I’m a bit torn over the P4 platform. I don’t think it deserves the hate, but I also don’t think it’s that great. I almost completely avoided the P4 generation back in the day. I got impatient waiting for the Core 2 Duo, so I bought a cheap Cedar Mill Celeron to pair with a 945P motherboard to later host a Conroe CPU. I ended up replacing both about a year later with a Wolfdale CPU and P45 motherboard. It didn't wow me at the time, but it did seem adequate for then-modern computing.
The P4 was clearly designed to operate at huge clock frequencies (5GHz +) due to the extremely long pipelines in the Netburst architecture. Unfortunately, its design arrived way ahead of its time. Intel’s manufacturing processes over that 6-year period just couldn’t handle that level of performance. The P4 ran too hot and at very high (for the time) power levels, and the branch misprediction rate at low speeds hurt overall performance.
These days, I find both issues quite quaint. Unless you plan to build a SFF system today, nobody seems to bat an eye at CPUs that dissipates 100W+ of power in Turbo mode (some over 200W) and tolerate nearly 100 degrees C during nominal operation now. Intel has also slowly extended the pipelines of modern performance cores to the same length as the Northwood cores, but they improved their branch prediction algorithms dramatically over time. Now that performance cores can operate at 5GHz+, nobody seems to care about either issue.
I actually think that P4s are decent processors in retrospect. My issue is that, outside of a few edge cases that I’ll cover below, they don’t represent the best of breed.
If you want a retro rocket for Win9x, you have plenty of choices that exceed the P4 in raw performance with both AGP and PCIE graphics support. If you want PCI graphics (say a Voodoo card), you also have plenty of better options than the P4. The same goes for Windows 2000, XP, Vista, 7, 10, and 11.
As for DOS, speed kills. Yes, you can slow a modern CPU (such as the P4) down, but you might feel better served with an older platform (386, 486, Pentium, etc.) than a P4. I can’t think of any DOS applications that truly benefit from the raw performance of a P4 that you couldn’t meet with a Pentium MMX 233MHz. I still have issues getting a P4 slow enough for some games even with CPUSPD. And if I want a superfast DOS machine, my Haswell i7 and Yamaha YMF744 can handle both quite well (amongst other fully DOS-compatible systems in my collection).

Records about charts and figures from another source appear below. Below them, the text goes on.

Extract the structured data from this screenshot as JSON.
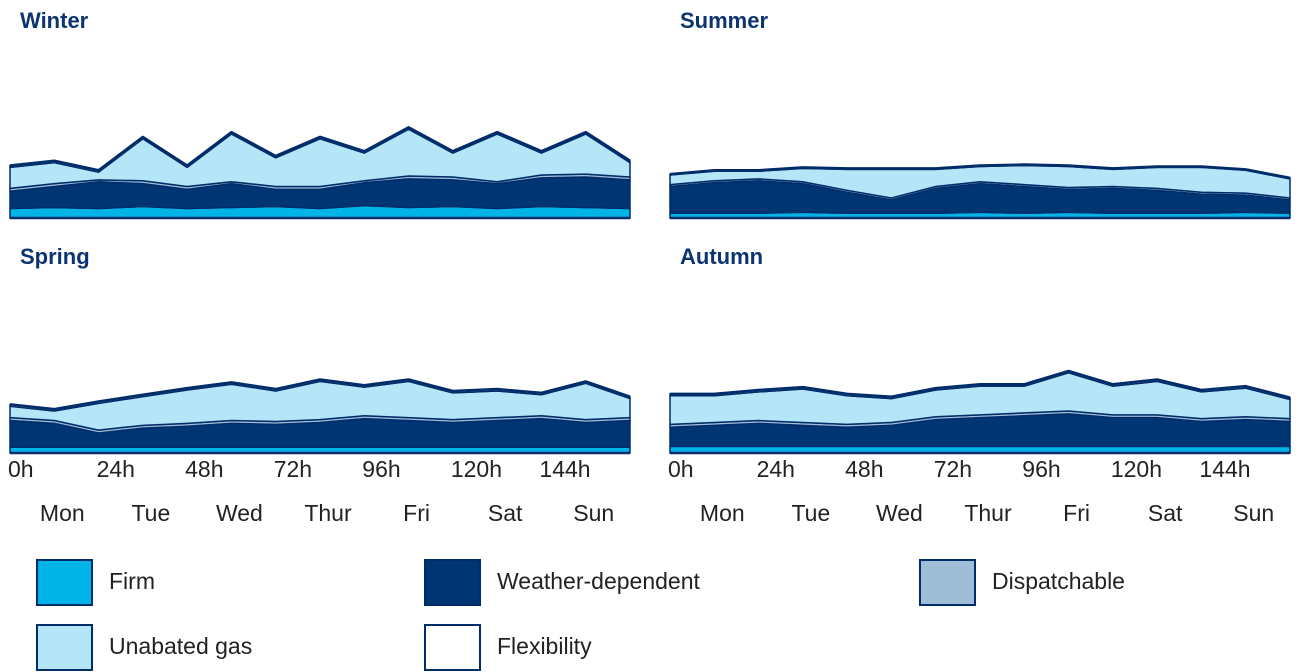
{
  "legend": [
    {
      "name": "Firm",
      "color": "#00b4e8"
    },
    {
      "name": "Weather-dependent",
      "color": "#003574"
    },
    {
      "name": "Dispatchable",
      "color": "#a0bdd8"
    },
    {
      "name": "Unabated gas",
      "color": "#b4e6f8"
    },
    {
      "name": "Flexibility",
      "color": "#ffffff"
    }
  ],
  "chart_data": [
    {
      "type": "stacked_area",
      "title": "Winter",
      "x": [
        0,
        12,
        24,
        36,
        48,
        60,
        72,
        84,
        96,
        108,
        120,
        132,
        144,
        156,
        168
      ],
      "xlim": [
        0,
        168
      ],
      "ylim": [
        0,
        110
      ],
      "series": [
        {
          "values": [
            10,
            11,
            10,
            12,
            10,
            11,
            12,
            10,
            13,
            11,
            12,
            10,
            12,
            11,
            10
          ]
        },
        {
          "values": [
            18,
            22,
            28,
            24,
            20,
            25,
            18,
            20,
            24,
            30,
            28,
            26,
            30,
            32,
            30
          ]
        },
        {
          "values": [
            3,
            3,
            2,
            3,
            3,
            2,
            3,
            3,
            2,
            3,
            3,
            2,
            3,
            3,
            3
          ]
        },
        {
          "values": [
            22,
            22,
            8,
            44,
            20,
            50,
            30,
            50,
            29,
            49,
            25,
            50,
            23,
            42,
            15
          ]
        },
        {
          "values": [
            2,
            2,
            2,
            2,
            2,
            2,
            2,
            2,
            2,
            2,
            2,
            2,
            2,
            2,
            2
          ]
        }
      ]
    },
    {
      "type": "stacked_area",
      "title": "Summer",
      "x": [
        0,
        12,
        24,
        36,
        48,
        60,
        72,
        84,
        96,
        108,
        120,
        132,
        144,
        156,
        168
      ],
      "xlim": [
        0,
        168
      ],
      "ylim": [
        0,
        110
      ],
      "series": [
        {
          "values": [
            5,
            5,
            5,
            6,
            5,
            5,
            5,
            6,
            5,
            6,
            5,
            5,
            5,
            6,
            5
          ]
        },
        {
          "values": [
            28,
            32,
            34,
            30,
            22,
            14,
            26,
            30,
            28,
            24,
            26,
            24,
            20,
            18,
            14
          ]
        },
        {
          "values": [
            2,
            2,
            2,
            2,
            2,
            2,
            2,
            2,
            2,
            2,
            2,
            2,
            2,
            2,
            2
          ]
        },
        {
          "values": [
            10,
            10,
            8,
            14,
            22,
            30,
            18,
            16,
            20,
            22,
            18,
            22,
            26,
            24,
            20
          ]
        },
        {
          "values": [
            1,
            1,
            1,
            1,
            1,
            1,
            1,
            1,
            1,
            1,
            1,
            1,
            1,
            1,
            1
          ]
        }
      ]
    },
    {
      "type": "stacked_area",
      "title": "Spring",
      "x": [
        0,
        12,
        24,
        36,
        48,
        60,
        72,
        84,
        96,
        108,
        120,
        132,
        144,
        156,
        168
      ],
      "xlim": [
        0,
        168
      ],
      "ylim": [
        0,
        110
      ],
      "xticks": [
        {
          "value": 0,
          "label": "0h"
        },
        {
          "value": 24,
          "label": "24h"
        },
        {
          "value": 48,
          "label": "48h"
        },
        {
          "value": 72,
          "label": "72h"
        },
        {
          "value": 96,
          "label": "96h"
        },
        {
          "value": 120,
          "label": "120h"
        },
        {
          "value": 144,
          "label": "144h"
        }
      ],
      "categories": [
        "Mon",
        "Tue",
        "Wed",
        "Thur",
        "Fri",
        "Sat",
        "Sun"
      ],
      "series": [
        {
          "values": [
            6,
            6,
            6,
            6,
            6,
            6,
            6,
            6,
            6,
            6,
            6,
            6,
            6,
            6,
            6
          ]
        },
        {
          "values": [
            28,
            25,
            15,
            20,
            22,
            25,
            24,
            26,
            30,
            28,
            26,
            28,
            30,
            26,
            28
          ]
        },
        {
          "values": [
            3,
            3,
            3,
            3,
            3,
            3,
            3,
            3,
            3,
            3,
            3,
            3,
            3,
            3,
            3
          ]
        },
        {
          "values": [
            12,
            10,
            28,
            30,
            35,
            38,
            32,
            40,
            30,
            38,
            28,
            28,
            22,
            38,
            20
          ]
        },
        {
          "values": [
            2,
            2,
            2,
            2,
            2,
            2,
            2,
            2,
            2,
            2,
            2,
            2,
            2,
            2,
            2
          ]
        }
      ]
    },
    {
      "type": "stacked_area",
      "title": "Autumn",
      "x": [
        0,
        12,
        24,
        36,
        48,
        60,
        72,
        84,
        96,
        108,
        120,
        132,
        144,
        156,
        168
      ],
      "xlim": [
        0,
        168
      ],
      "ylim": [
        0,
        110
      ],
      "xticks": [
        {
          "value": 0,
          "label": "0h"
        },
        {
          "value": 24,
          "label": "24h"
        },
        {
          "value": 48,
          "label": "48h"
        },
        {
          "value": 72,
          "label": "72h"
        },
        {
          "value": 96,
          "label": "96h"
        },
        {
          "value": 120,
          "label": "120h"
        },
        {
          "value": 144,
          "label": "144h"
        }
      ],
      "categories": [
        "Mon",
        "Tue",
        "Wed",
        "Thur",
        "Fri",
        "Sat",
        "Sun"
      ],
      "series": [
        {
          "values": [
            7,
            7,
            7,
            7,
            7,
            7,
            7,
            7,
            7,
            7,
            7,
            7,
            7,
            7,
            7
          ]
        },
        {
          "values": [
            20,
            22,
            24,
            22,
            20,
            22,
            28,
            30,
            32,
            34,
            30,
            30,
            26,
            28,
            26
          ]
        },
        {
          "values": [
            3,
            3,
            3,
            3,
            3,
            3,
            3,
            3,
            3,
            3,
            3,
            3,
            3,
            3,
            3
          ]
        },
        {
          "values": [
            30,
            28,
            30,
            35,
            30,
            25,
            28,
            30,
            28,
            40,
            30,
            35,
            28,
            30,
            20
          ]
        },
        {
          "values": [
            2,
            2,
            2,
            2,
            2,
            2,
            2,
            2,
            2,
            2,
            2,
            2,
            2,
            2,
            2
          ]
        }
      ]
    }
  ]
}
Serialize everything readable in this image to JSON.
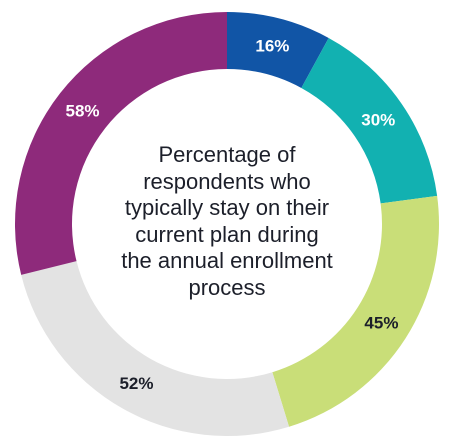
{
  "chart_data": {
    "type": "pie",
    "donut": true,
    "title_lines": [
      "Percentage of",
      "respondents who",
      "typically stay on their",
      "current plan during",
      "the annual enrollment",
      "process"
    ],
    "categories": [
      "16%",
      "30%",
      "45%",
      "52%",
      "58%"
    ],
    "values": [
      16,
      30,
      45,
      52,
      58
    ],
    "colors": [
      "#1155a6",
      "#12b1b1",
      "#c9de78",
      "#e3e3e3",
      "#8e2a7b"
    ],
    "label_colors": [
      "#ffffff",
      "#ffffff",
      "#1c1f2a",
      "#1c1f2a",
      "#ffffff"
    ]
  }
}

I do own a P4 system that I use as a retro rocket. In my case, I have a Pentium D 945 (2 core, 2 thread, 3.4GHz) on a DFI/Itox G7S620 to provide nearly the fastest platform possible with functional ISA slots for operating systems that require ISA peripherals to provide sound (Windows 3.0 MME, OS/2 2.x, NT 3.1, and early versions of x86 Solaris). I doubt many people would drop several hundred US Dollars for such a build, but I would. At the same time, I have other builds for different OS’s, and I would not have used a P4 for any of them.
All that said, the later socket 775 P4s on a motherboard with ISA slots do represent a kind of one size fits all system that can effectively handle every x86 and x64 OS from DOS 1.0 to Windows 10 x64 (and likely Windows 11 with mods). I just don't think the P4 platform would be the best for most of them.